【書評】ビジネスリーダー必須の教養――『入門 シュンペーター 資本主義の未来を予見した天才』
経済の発展には「イノベーション」が欠かせない――。
19世紀に活躍した経済思想の巨人、J・シュンペーターの理論は、21世紀に突入して二十数年が経過した今でもまったく色あせていない。それどころか、多くの企業経営者が、長期利益の創出に向けた競争戦略を構築する上で、シュンペーターの主義主張を理論的支柱としている。そういう意味でも、シュンペーターの理論は全てのビジネスリーダーが身につけておくべき教養といえる。
イノベーションの本質
イノベーションの本質が、既存のモノや力を組み合わせて新たな資源を生み出すこと(新結合)にあるのは周知のとおりだ。その一方で、イノベーションを生み出すには企業の競争戦略はもちろん、企業を支援する政府や金融機関の動きも鍵を握っていると、シュンペーターや彼の理論を継承する経済学者(シュンペーター派)が主張していることは、あまり知られていない。
本書は、シュンペーターおよびシュンペーター派の学者たちが世に問うた数々の経済理論とその根底にあるロジックを、政治経済思想の評論家として名高い著者がかみ砕いて解説している。シュンペーターの理論に関する入門書はすでに巷間に広く流通しているが、「なぜ日本経済が停滞に陥ったのか」を、シュンペーターの理論に沿って解説しているところに本書の独自性がある。
シュンペーターの思想を詳しく知りたいというニーズと、日本経済が低迷している理由を知りたいというニーズに並行して応える。まさに、一粒で二度おいしい1冊だ。
日本経済低迷の理由
なぜ日本経済は長期的な低迷に陥ってしまったのか。その理由は「シュンペーターの理論と正反対の施策を展開したから」だと著者は言う。
既述のとおり、シュンペーター派は「政府や金融機関の支援がイノベーションの創出を大きく左右する」と訴えている。とりわけ多くの研究者が、政府の産業政策がイノベーションの源泉であると口をそろえている。

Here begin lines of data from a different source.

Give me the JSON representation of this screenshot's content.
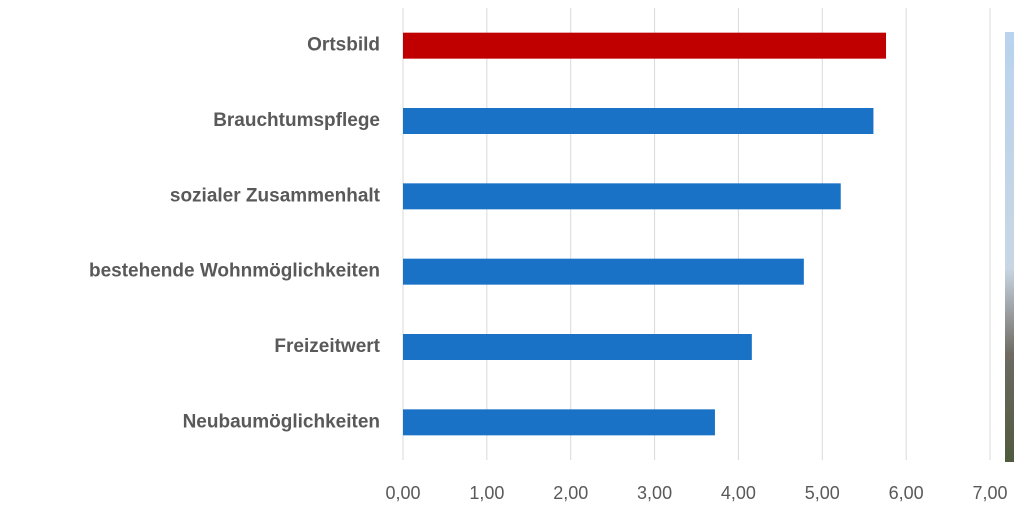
{
  "chart_data": {
    "type": "barh",
    "categories": [
      "Ortsbild",
      "Brauchtumspflege",
      "sozialer Zusammenhalt",
      "bestehende Wohnmöglichkeiten",
      "Freizeitwert",
      "Neubaumöglichkeiten"
    ],
    "values": [
      5.76,
      5.61,
      5.22,
      4.78,
      4.16,
      3.72
    ],
    "colors": [
      "#c00000",
      "#1a72c6",
      "#1a72c6",
      "#1a72c6",
      "#1a72c6",
      "#1a72c6"
    ],
    "xlim": [
      0,
      7
    ],
    "xticks": [
      {
        "value": 0,
        "label": "0,00"
      },
      {
        "value": 1,
        "label": "1,00"
      },
      {
        "value": 2,
        "label": "2,00"
      },
      {
        "value": 3,
        "label": "3,00"
      },
      {
        "value": 4,
        "label": "4,00"
      },
      {
        "value": 5,
        "label": "5,00"
      },
      {
        "value": 6,
        "label": "6,00"
      },
      {
        "value": 7,
        "label": "7,00"
      }
    ],
    "grid": true
  }
}
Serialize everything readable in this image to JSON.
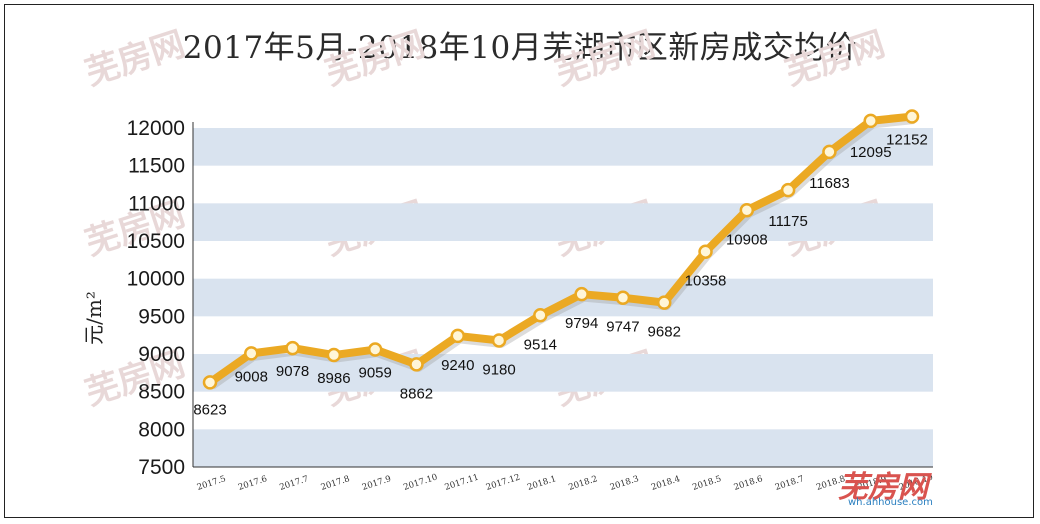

例えば、インターネットの原型と言われている技術は、米国大統領と国防長官の直轄組織である国防高等研究計画局(DARPA)の支援によって生み出された。また、アップル社がiPhoneを完成させたのは、米国政府や州政府が税制優遇や政府調達などの支援策を通して、同社の研究開発を後押ししたからだ。このように、イノベーションの創出には手厚い産業政策が不可欠なのである。
日本はどうだったか。2000年代前半、当時の小泉純一郎内閣はバブル崩壊の傷跡が癒えぬなか、「創造的破壊」を旗印に市場原理主義(新自由主義)にのっとった構造改革、通称「聖域なき構造改革」を敢行した。その代表例が、郵便事業や道路公団の民営化といった「官から民へ」の動きである。
新自由主義の代名詞である「小さな政府」を標榜し、政府の産業施策への介入が最小限に抑えられた結果、イノベーションを起こせる企業とそうでない企業が二分化してしまったのである。資源を豊富に持つ大企業であれば、単独でイノベーションを起こす力はあるかもしれないが、経営資源が潤沢でない中小・ベンチャー・スタートアップ企業は、政府の支援策がイノベーションの行方を左右する。
著者に言わせれば、日本経済低迷の理由はシュンペーターの「創造的破壊」を誤解したところにある。そういう意味では、近年の研究開発における税制改正の動きや、スタートアップ育成五か年計画などの政策が、日本経済が再浮上するための鍵を握っているのではないだろうか。